THERE GOES MY TIP AWARD: To a 29-year-old bellhop at the Marriott Atlanta Airport Hotel who at 1:30 a.m. on Sept. 15 allegedly pulled a loaded .38-caliber pistol on Stopol Inc. CEO Neil Kruschke Jr. and sales manager Dave Hausmann in the hotel. The dispute was over distribution of company literature to hotel guests who were attending the SPE Thermoforming Division conference. Kruschke suffered a 3-inch cut to the head in a scuffle during which he disarmed the testy bellhop.
LET'S GET OUR STORY STRAIGHT AWARD: To the Society of the Plastics Industry Inc., for its on-again, off-again merger talks with APC. What began as a simple proposition — should they merge? — became side-tracked in a running battle within SPI about who should sit on the negotiating team and whether SPI President Larry Thomas should be considered the heir apparent of any merged group. A good example of how not to conduct sensitive discussions.
FIRST CUT IS THE DEEPEST AWARD: To Joyce Chen Inc., a Billerica, Mass.-based maker of plastic kitchen cutting boards, which paid an $82,500 fine to settle an Environmental Protection Agency complaint that it was making unsubstantiated claims about the antibacterial properties of some of its products.

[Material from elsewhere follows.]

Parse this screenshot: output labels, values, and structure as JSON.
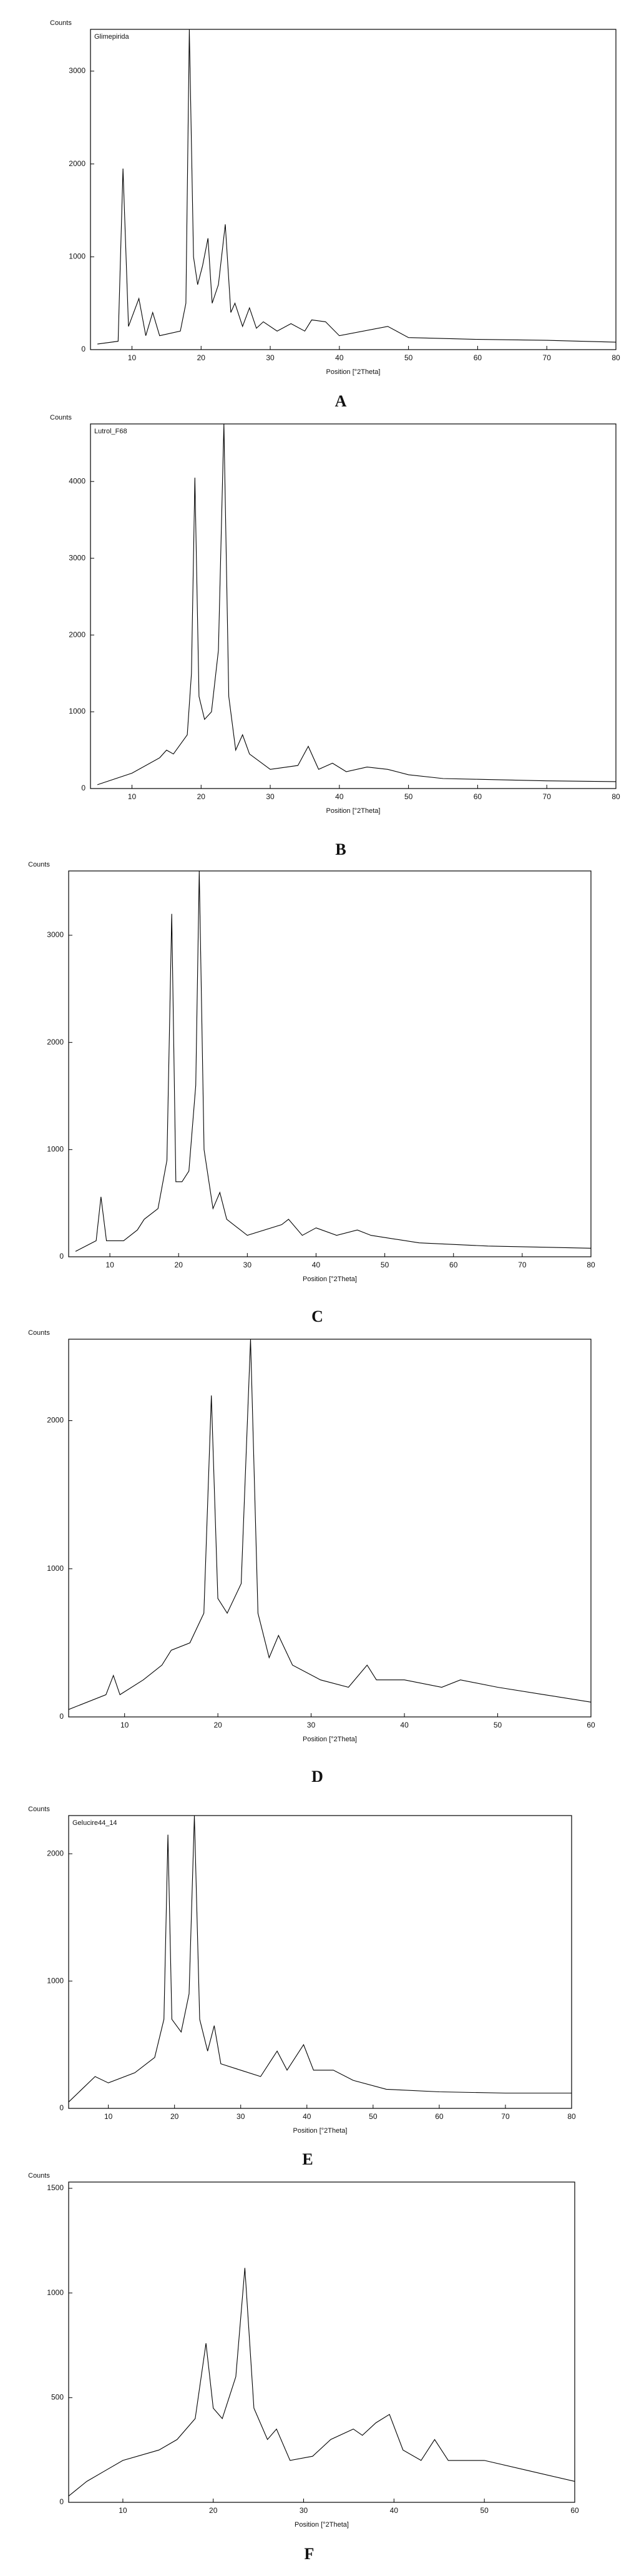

SHAMELESS SELF-PROMOTION AWARD: To SPI's Vinyl Siding Institute for a Sept. 30 press release and video package touting its members' trip to Kentucky and Tennessee to spend a week building homes with Habitat for Humanity. The seven-minute video, called ``Hammering in the Hills,'' is a ``must-see'' that includes Habitat volunteers talking about the ``many benefits of vinyl siding,'' according to the VSI release.
WHAT A RELIEF AWARD: To Manuela Aiken, the Canadian pharmacy technician who designed a contoured plastic urine-specimen cup for easier use by women.
LONG OVERDUES AWARD: To the Society of the Plastics Industry Inc., for finally (last January) lowering membership dues for processors to an affordable level.
SEEING RED AWARD: To Greenpeace, for sending the Vinyl Institute and other PVC industry supporters into conniptions when the environmentalist group rolled out a bright red logo unjustifiably proclaiming PVC to be ``the poison plastic.''
THE FLAME-FREE AWARD: To Springdale, Ark.-based Advanced Environmental Recycling Technologies Inc., for going 12 months without a fire at one of its facilities. The firm has suffered through five fires at various recycling plants since January 1993, including two suspected arsons.
CONGRESSIONAL TRAINING AWARD: To former Lear Corp. spokeswoman Leslie Touma, for repeatedly trying to convince PN reporter Joe Pryweller that speculation about Lear buying Goodyear Tire & Rubber Co.'s instrument-panel business was nothing but an old rumor that didn't merit a story. Wrong. Joe broke the story April 21, with confirmation from Goodyear and the union, that Lear had indeed agreed to buy that business. Touma has since left Lear to pursue a seat in the U.S. House of Representatives.